= Validity scale =

Scale in psychological testing

A validity scale, in psychological testing, is a scale used in an attempt to measure reliability of responses, for example with the goal of detecting defensiveness, malingering, or careless or random responding.

For example, the Minnesota Multiphasic Personality Inventory has validity scales to measure questions not answered; client "faking good"; client "faking bad" (in first half of test); denial/evasiveness; client "faking bad" (in last half of test); answering similar/opposite question pairs inconsistently; answering questions all true/all false; honesty of test responses/not faking good or bad; "appearing excessively good"; frequency of presentation in clinical setting; and overreporting of somatic symptoms. The Personality Assessment Inventory has validity scales to measure inconsistency (the degree to which respondents answer similar questions in the same way), infrequency (the degree to which respondents rate extremely bizarre or unusual statements as true), positive impression (the degree to which respondents describe themselves in a positive light), and negative impression (the degree to which respondents describe themselves in a negative light). The Psychological Inventory of Criminal Thinking has two validity scales (Confusion and Defensiveness). The Inwald Personality Inventory has one validity scale, the Guardedness Scale, measuring social desirability.
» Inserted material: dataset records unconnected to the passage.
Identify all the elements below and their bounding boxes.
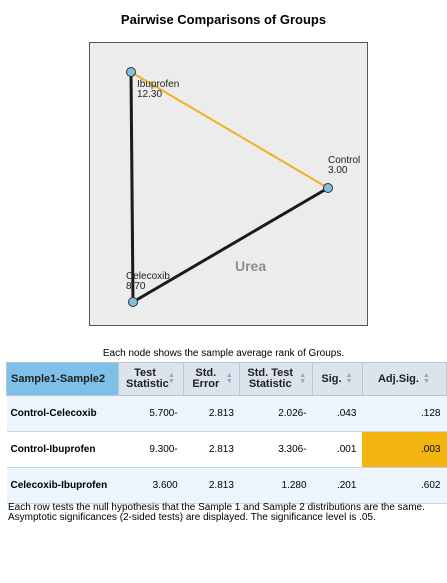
footnote-null-hypothesis: Each row tests the null hypothesis that … bbox=[8, 502, 425, 513]
cell-std-error: 2.813 bbox=[183, 395, 240, 432]
cell-adj-sig: .128 bbox=[362, 395, 447, 432]
node-rank: 8.70 bbox=[126, 281, 146, 292]
network-diagram bbox=[126, 67, 333, 307]
cell-pair: Celecoxib-Ibuprofen bbox=[6, 467, 119, 504]
node-rank: 12.30 bbox=[137, 89, 163, 100]
header-sample-pair[interactable]: Sample1-Sample2 bbox=[6, 362, 119, 396]
cell-std-test-statistic: 2.026- bbox=[239, 395, 313, 432]
cell-test-statistic: 5.700- bbox=[118, 395, 184, 432]
header-adj-sig[interactable]: Adj.Sig. ▲ ▼ bbox=[361, 362, 447, 396]
header-std-test-statistic[interactable]: Std. Test Statistic▲ ▼ bbox=[239, 362, 314, 396]
pairwise-graph: Ibuprofen 12.30 Control 3.00 Celecoxib 8… bbox=[89, 42, 368, 326]
table-footnotes: Each row tests the null hypothesis that … bbox=[8, 503, 444, 523]
cell-std-test-statistic: 1.280 bbox=[239, 467, 313, 504]
edge-ibuprofen-celecoxib[interactable] bbox=[129, 71, 135, 303]
header-test-statistic[interactable]: Test Statistic▲ ▼ bbox=[117, 362, 185, 396]
table-row: Control-Ibuprofen 9.300- 2.813 3.306- .0… bbox=[6, 431, 447, 468]
cell-pair: Control-Celecoxib bbox=[6, 395, 119, 432]
cell-pair: Control-Ibuprofen bbox=[6, 431, 119, 468]
graph-caption: Each node shows the sample average rank … bbox=[102, 348, 345, 359]
cell-adj-sig: .602 bbox=[362, 467, 447, 504]
edge-control-celecoxib[interactable] bbox=[132, 186, 329, 304]
cell-sig: .201 bbox=[312, 467, 363, 504]
table-row: Celecoxib-Ibuprofen 3.600 2.813 1.280 .2… bbox=[6, 467, 447, 504]
cell-adj-sig-highlighted: .003 bbox=[362, 431, 447, 468]
table-header-row: Sample1-Sample2 Test Statistic▲ ▼ Std. Er… bbox=[6, 362, 447, 396]
node-name: Celecoxib bbox=[126, 271, 170, 282]
graph-watermark: Urea bbox=[235, 258, 267, 274]
sort-icon[interactable]: ▲ ▼ bbox=[422, 372, 430, 385]
header-sig[interactable]: Sig. ▲ ▼ bbox=[312, 362, 363, 396]
sort-icon[interactable]: ▲ ▼ bbox=[225, 372, 233, 385]
cell-std-test-statistic: 3.306- bbox=[239, 431, 313, 468]
cell-std-error: 2.813 bbox=[183, 467, 240, 504]
node-ibuprofen[interactable] bbox=[126, 67, 136, 77]
sort-icon[interactable]: ▲ ▼ bbox=[345, 372, 353, 385]
cell-sig: .001 bbox=[312, 431, 363, 468]
edge-ibuprofen-control[interactable] bbox=[130, 71, 329, 189]
node-rank: 3.00 bbox=[328, 165, 348, 176]
cell-test-statistic: 3.600 bbox=[118, 467, 184, 504]
sort-icon[interactable]: ▲ ▼ bbox=[299, 372, 307, 385]
node-label-control: Control 3.00 bbox=[328, 156, 360, 176]
table-row: Control-Celecoxib 5.700- 2.813 2.026- .0… bbox=[6, 395, 447, 432]
node-celecoxib[interactable] bbox=[128, 297, 138, 307]
cell-sig: .043 bbox=[312, 395, 363, 432]
node-label-ibuprofen: Ibuprofen 12.30 bbox=[137, 80, 179, 100]
footnote-significance: Asymptotic significances (2-sided tests)… bbox=[8, 512, 376, 523]
cell-test-statistic: 9.300- bbox=[118, 431, 184, 468]
header-std-error[interactable]: Std. Error▲ ▼ bbox=[183, 362, 241, 396]
node-control[interactable] bbox=[323, 183, 333, 193]
sort-icon[interactable]: ▲ ▼ bbox=[168, 372, 175, 385]
comparisons-table: Sample1-Sample2 Test Statistic▲ ▼ Std. Er… bbox=[6, 362, 447, 504]
node-label-celecoxib: Celecoxib 8.70 bbox=[126, 272, 170, 292]
node-name: Ibuprofen bbox=[137, 79, 180, 90]
cell-std-error: 2.813 bbox=[183, 431, 240, 468]
node-name: Control bbox=[328, 155, 361, 166]
chart-title: Pairwise Comparisons of Groups bbox=[120, 12, 327, 27]
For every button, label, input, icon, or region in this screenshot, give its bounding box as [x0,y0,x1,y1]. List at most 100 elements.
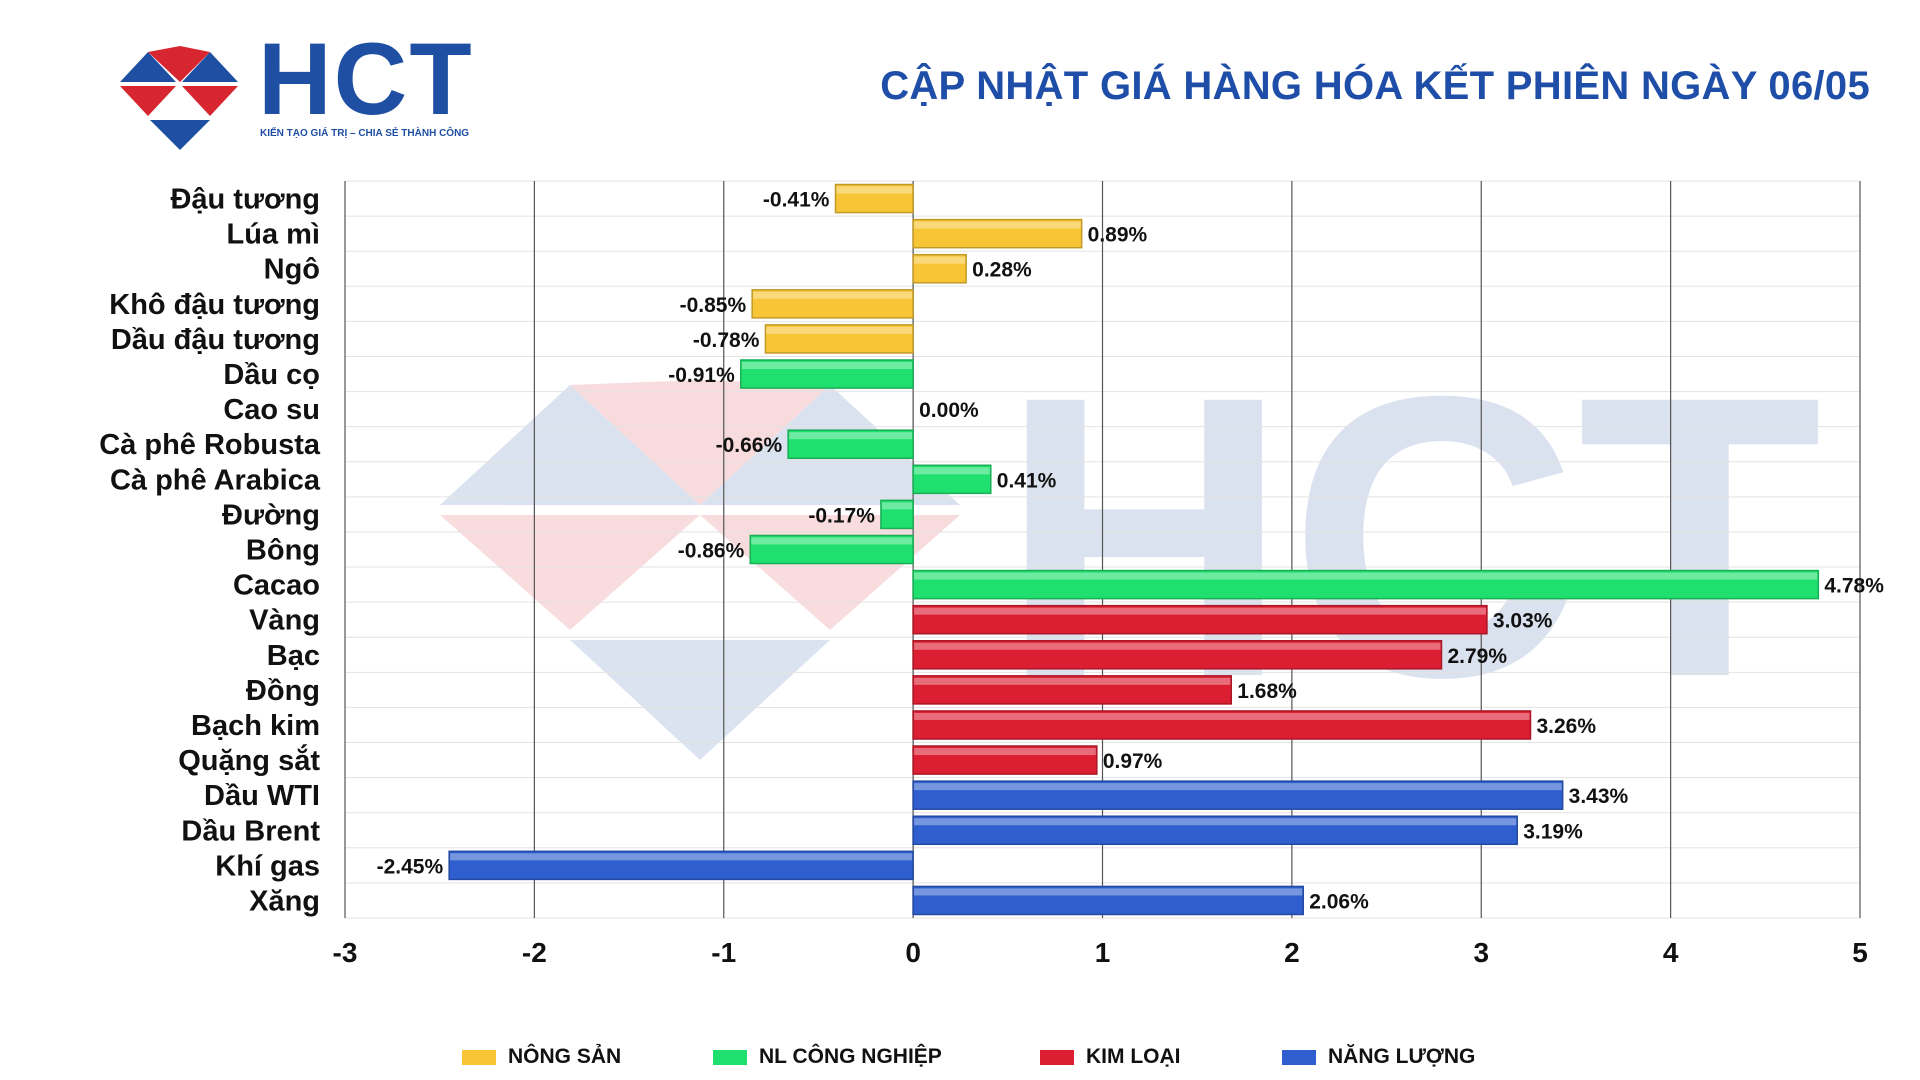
bar-nong_san [834,183,914,214]
category-label: Dầu Brent [181,815,320,847]
x-tick-label: 3 [1473,937,1489,968]
x-tick-label: -1 [711,937,736,968]
bar-highlight [914,818,1517,826]
logo-tagline: KIẾN TẠO GIÁ TRỊ – CHIA SẺ THÀNH CÔNG [260,128,470,139]
value-label: 0.28% [972,259,1032,282]
category-label: Cà phê Arabica [110,464,321,496]
bar-highlight [836,186,913,194]
legend-item-nong-san: NÔNG SẢN [462,1045,621,1069]
value-label: -0.41% [763,189,830,212]
value-label: 0.00% [919,399,979,422]
legend-label: NÔNG SẢN [508,1045,622,1068]
legend-item-nl-cong-nghiep: NL CÔNG NGHIỆP [713,1045,942,1069]
category-label: Cao su [223,394,320,426]
bar-nl_cong_nghiep [880,499,914,530]
category-label: Vàng [249,605,320,637]
legend: NÔNG SẢN NL CÔNG NGHIỆP KIM LOẠI NĂNG LƯ… [0,1045,1920,1075]
bar-highlight [450,853,913,861]
chart-title: CẬP NHẬT GIÁ HÀNG HÓA KẾT PHIÊN NGÀY 06/… [880,64,1870,108]
category-label: Ngô [264,254,320,286]
bar-highlight [789,432,913,440]
bar-nang_luong [912,885,1304,916]
bar-highlight [914,572,1818,580]
bar-nong_san [912,218,1083,249]
bar-nang_luong [912,780,1564,810]
bar-highlight [914,888,1303,896]
bar-kim_loai [912,710,1532,740]
category-label: Dầu cọ [223,359,320,391]
bar-nl_cong_nghiep [912,569,1820,600]
value-label: 3.43% [1569,785,1629,808]
value-label: 0.89% [1088,224,1148,247]
category-label: Dầu đậu tương [111,324,320,356]
category-label: Bạc [267,640,320,672]
logo-wordmark: HCT [258,22,474,136]
x-tick-label: 4 [1663,937,1679,968]
bar-highlight [914,642,1441,650]
legend-item-kim-loai: KIM LOẠI [1040,1045,1181,1069]
bar-nong_san [751,289,914,319]
category-label: Quặng sắt [178,743,320,777]
category-label: Đường [222,499,320,531]
value-label: 1.68% [1237,680,1297,703]
x-tick-label: 0 [905,937,921,968]
legend-label: KIM LOẠI [1086,1045,1181,1068]
bar-nong_san [912,253,967,284]
bar-kim_loai [912,604,1488,635]
value-label: 0.97% [1103,750,1163,773]
legend-item-nang-luong: NĂNG LƯỢNG [1282,1045,1475,1069]
category-label: Xăng [249,885,320,917]
bar-highlight [914,607,1486,615]
legend-swatch [1282,1049,1316,1065]
category-label: Cà phê Robusta [99,429,321,461]
value-label: -0.85% [680,294,747,317]
category-label: Khô đậu tương [109,289,320,321]
x-tick-label: -2 [522,937,547,968]
legend-swatch [462,1049,496,1065]
category-label: Đậu tương [170,184,320,216]
bar-highlight [914,256,966,264]
category-label: Đồng [246,675,320,707]
bar-nl_cong_nghiep [787,429,914,460]
category-label: Khí gas [215,850,320,882]
value-label: -2.45% [377,855,444,878]
labels: -3 -2 -1 0 1 2 3 4 5 Đậu tương -0.41% Lúa mì 0.89% Ng… [99,184,1884,968]
bar-highlight [914,712,1530,720]
value-label: -0.86% [678,540,745,563]
value-label: 3.03% [1493,610,1553,633]
bars [448,183,1820,916]
bar-nl_cong_nghiep [912,464,992,495]
value-label: -0.91% [668,364,735,387]
x-tick-label: 2 [1284,937,1300,968]
bar-highlight [766,326,913,334]
category-label: Bông [246,535,320,567]
bar-kim_loai [912,639,1443,670]
value-label: -0.17% [808,504,875,527]
legend-swatch [713,1049,747,1065]
bar-highlight [914,783,1562,791]
hct-logo-mark [120,46,238,150]
bar-nl_cong_nghiep [740,359,914,389]
x-tick-label: 5 [1852,937,1868,968]
value-label: 4.78% [1824,575,1884,598]
bar-highlight [881,502,913,510]
bar-nang_luong [912,815,1518,846]
bar-highlight [914,467,990,475]
bar-highlight [914,748,1096,756]
bar-highlight [741,361,913,370]
bar-kim_loai [912,675,1233,705]
bar-nl_cong_nghiep [749,534,914,565]
value-label: 3.19% [1523,820,1583,843]
x-tick-label: 1 [1095,937,1111,968]
category-label: Cacao [233,570,320,602]
category-label: Dầu WTI [204,780,320,812]
bar-nong_san [764,324,914,354]
legend-swatch [1040,1049,1074,1065]
legend-label: NL CÔNG NGHIỆP [759,1045,942,1068]
category-label: Lúa mì [227,219,320,251]
bar-highlight [914,221,1081,229]
value-label: 2.06% [1309,890,1369,913]
value-label: 3.26% [1536,715,1596,738]
bar-highlight [753,291,913,299]
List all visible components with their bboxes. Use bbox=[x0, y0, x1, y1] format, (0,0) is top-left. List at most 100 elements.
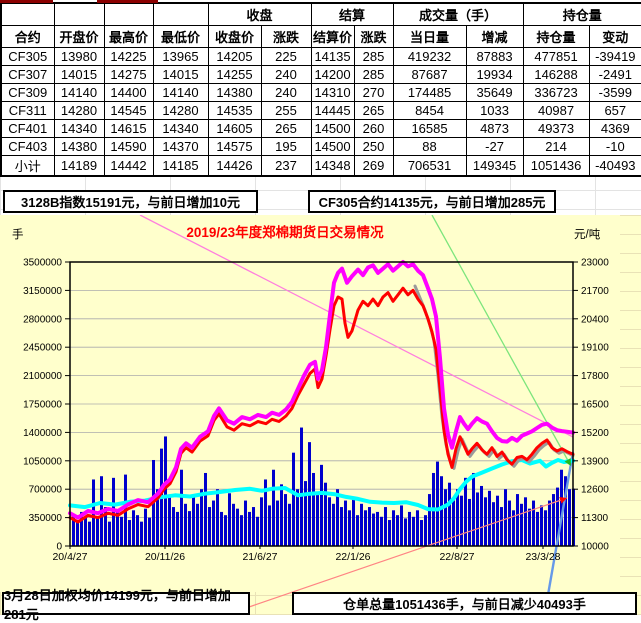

The usefulness of the currently-existing validity scales is sometimes questioned. One theory is that subjects in tests of validity scales are given instructions (e.g. to fake the best impression of themselves or to fake an emotionally disturbed person) that virtually guarantee the detection of faking. The tests may not be designed to detect role faking.

Some commonly used tests do not include validity scales, and are readily faked due to their high face validity.